Walking on Minimax Paths for k-NN Search

Link-based dissimilarity measures, such as shortest path or Euclidean commute time distance, base their distance on paths between nodes of a weighted graph. These measures are known to be better suited to data manifold with nonconvex-shaped clusters, compared to Euclidean distance, so that k -nearest neighbor (NN) search is improved in such metric spaces. In this paper we present a new link-based dissimilarity measure based on minimax paths between nodes. Two main benefits of minimax path-based dissimilarity measure are: (1) only a subset of paths is considered to make it scalable, while Euclidean commute time distance considers all possible paths; (2) it better captures nonconvex-shaped cluster structure, compared to shortest path distance. We define the total cost assigned to a path between nodes as L p norm of intermediate costs of edges involving the path, showing that minimax path emerges from our L p norm over paths framework.

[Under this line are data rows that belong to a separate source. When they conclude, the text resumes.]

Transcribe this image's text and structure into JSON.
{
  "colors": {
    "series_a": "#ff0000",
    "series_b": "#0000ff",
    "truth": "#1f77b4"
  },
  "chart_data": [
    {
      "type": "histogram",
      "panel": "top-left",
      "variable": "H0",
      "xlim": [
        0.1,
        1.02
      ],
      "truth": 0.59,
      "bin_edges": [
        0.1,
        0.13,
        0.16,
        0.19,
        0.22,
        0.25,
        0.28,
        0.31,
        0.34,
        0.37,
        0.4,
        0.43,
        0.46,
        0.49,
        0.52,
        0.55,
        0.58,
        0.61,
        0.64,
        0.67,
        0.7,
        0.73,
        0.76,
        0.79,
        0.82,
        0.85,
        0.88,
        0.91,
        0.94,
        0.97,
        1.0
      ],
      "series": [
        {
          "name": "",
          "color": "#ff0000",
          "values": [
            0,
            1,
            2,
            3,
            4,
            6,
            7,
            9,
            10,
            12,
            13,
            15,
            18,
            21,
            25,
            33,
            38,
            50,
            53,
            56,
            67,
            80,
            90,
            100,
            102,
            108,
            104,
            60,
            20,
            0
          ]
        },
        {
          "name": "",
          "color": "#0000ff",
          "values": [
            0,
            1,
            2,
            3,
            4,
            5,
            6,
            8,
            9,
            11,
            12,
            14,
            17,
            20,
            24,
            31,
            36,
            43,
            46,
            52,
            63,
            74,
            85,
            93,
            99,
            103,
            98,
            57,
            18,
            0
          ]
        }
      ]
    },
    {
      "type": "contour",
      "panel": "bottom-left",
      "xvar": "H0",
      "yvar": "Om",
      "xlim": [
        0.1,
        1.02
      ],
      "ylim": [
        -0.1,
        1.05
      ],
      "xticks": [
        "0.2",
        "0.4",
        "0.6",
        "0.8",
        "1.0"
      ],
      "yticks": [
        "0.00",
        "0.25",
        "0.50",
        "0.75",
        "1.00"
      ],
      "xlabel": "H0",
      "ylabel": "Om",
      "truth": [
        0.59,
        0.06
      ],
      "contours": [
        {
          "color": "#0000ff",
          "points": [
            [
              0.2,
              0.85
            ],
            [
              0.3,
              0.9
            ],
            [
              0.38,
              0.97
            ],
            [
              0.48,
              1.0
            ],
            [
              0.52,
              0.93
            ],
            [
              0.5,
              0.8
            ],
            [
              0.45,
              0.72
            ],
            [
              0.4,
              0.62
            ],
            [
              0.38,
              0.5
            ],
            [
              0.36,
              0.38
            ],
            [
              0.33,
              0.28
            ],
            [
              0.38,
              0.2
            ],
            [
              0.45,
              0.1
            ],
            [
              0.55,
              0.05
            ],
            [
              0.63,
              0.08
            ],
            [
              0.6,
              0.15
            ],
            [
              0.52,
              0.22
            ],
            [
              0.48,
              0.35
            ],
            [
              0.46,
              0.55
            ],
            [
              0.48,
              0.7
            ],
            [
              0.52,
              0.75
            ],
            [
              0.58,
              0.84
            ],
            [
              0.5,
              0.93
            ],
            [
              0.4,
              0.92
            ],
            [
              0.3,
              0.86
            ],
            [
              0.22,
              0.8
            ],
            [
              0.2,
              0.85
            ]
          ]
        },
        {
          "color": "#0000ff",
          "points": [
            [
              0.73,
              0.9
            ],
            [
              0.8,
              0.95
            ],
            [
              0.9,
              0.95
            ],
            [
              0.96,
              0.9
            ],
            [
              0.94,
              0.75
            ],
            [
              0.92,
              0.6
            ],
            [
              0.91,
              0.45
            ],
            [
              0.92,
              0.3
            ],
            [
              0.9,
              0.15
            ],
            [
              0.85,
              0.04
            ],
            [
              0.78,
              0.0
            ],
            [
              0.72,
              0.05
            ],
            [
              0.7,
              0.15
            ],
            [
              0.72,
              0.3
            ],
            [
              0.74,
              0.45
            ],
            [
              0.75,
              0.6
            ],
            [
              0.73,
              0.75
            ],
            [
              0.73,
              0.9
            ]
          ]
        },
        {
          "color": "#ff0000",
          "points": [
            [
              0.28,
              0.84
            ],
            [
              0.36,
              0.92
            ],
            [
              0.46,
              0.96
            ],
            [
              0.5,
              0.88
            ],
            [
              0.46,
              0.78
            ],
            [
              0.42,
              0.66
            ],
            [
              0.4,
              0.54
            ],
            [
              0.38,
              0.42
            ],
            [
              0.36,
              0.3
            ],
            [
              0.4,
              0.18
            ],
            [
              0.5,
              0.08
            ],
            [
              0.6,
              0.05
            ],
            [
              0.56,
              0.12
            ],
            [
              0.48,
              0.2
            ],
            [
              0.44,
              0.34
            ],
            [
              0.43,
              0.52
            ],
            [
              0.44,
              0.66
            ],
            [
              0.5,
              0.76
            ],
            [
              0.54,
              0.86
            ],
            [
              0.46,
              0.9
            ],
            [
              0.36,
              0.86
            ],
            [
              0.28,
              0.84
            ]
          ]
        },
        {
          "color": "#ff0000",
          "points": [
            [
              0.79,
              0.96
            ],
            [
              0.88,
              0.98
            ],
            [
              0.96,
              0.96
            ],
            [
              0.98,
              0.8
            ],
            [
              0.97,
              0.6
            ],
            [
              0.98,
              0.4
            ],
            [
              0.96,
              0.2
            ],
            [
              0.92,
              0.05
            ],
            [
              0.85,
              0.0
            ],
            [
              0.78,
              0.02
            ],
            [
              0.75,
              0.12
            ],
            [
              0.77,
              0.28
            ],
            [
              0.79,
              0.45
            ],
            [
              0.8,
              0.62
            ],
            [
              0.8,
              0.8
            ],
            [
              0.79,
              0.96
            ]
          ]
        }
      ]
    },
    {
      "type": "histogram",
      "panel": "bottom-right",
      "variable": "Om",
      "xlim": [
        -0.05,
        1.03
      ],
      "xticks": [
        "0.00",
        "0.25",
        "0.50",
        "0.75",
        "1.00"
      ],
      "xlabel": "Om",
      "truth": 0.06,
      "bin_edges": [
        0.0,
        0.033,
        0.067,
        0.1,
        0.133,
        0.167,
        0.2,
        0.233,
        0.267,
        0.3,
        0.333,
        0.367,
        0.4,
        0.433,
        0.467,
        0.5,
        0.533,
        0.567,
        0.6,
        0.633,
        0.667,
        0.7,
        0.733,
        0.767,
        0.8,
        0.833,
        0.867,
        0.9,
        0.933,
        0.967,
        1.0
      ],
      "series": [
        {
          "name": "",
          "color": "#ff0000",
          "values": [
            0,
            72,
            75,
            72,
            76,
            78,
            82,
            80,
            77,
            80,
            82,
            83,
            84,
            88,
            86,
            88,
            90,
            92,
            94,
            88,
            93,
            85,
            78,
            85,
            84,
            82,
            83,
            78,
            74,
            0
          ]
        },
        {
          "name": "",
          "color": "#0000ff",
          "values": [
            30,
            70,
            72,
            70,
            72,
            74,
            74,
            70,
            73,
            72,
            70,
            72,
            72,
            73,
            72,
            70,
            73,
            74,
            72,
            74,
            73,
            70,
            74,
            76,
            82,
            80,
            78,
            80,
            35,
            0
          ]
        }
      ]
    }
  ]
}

We also define minimax distance as the intermediate cost of the longest edge on the minimax path, then present a greedy algorithm to compute k smallest minimax distances between a query and N data points in O(log N + k log k) time. Numerical experiments demonstrate that our minimax k-NN algorithm reduce the search time by several orders of magnitude, compared to existing methods, while the quality of k -NN search is significantly improved over Euclidean distance.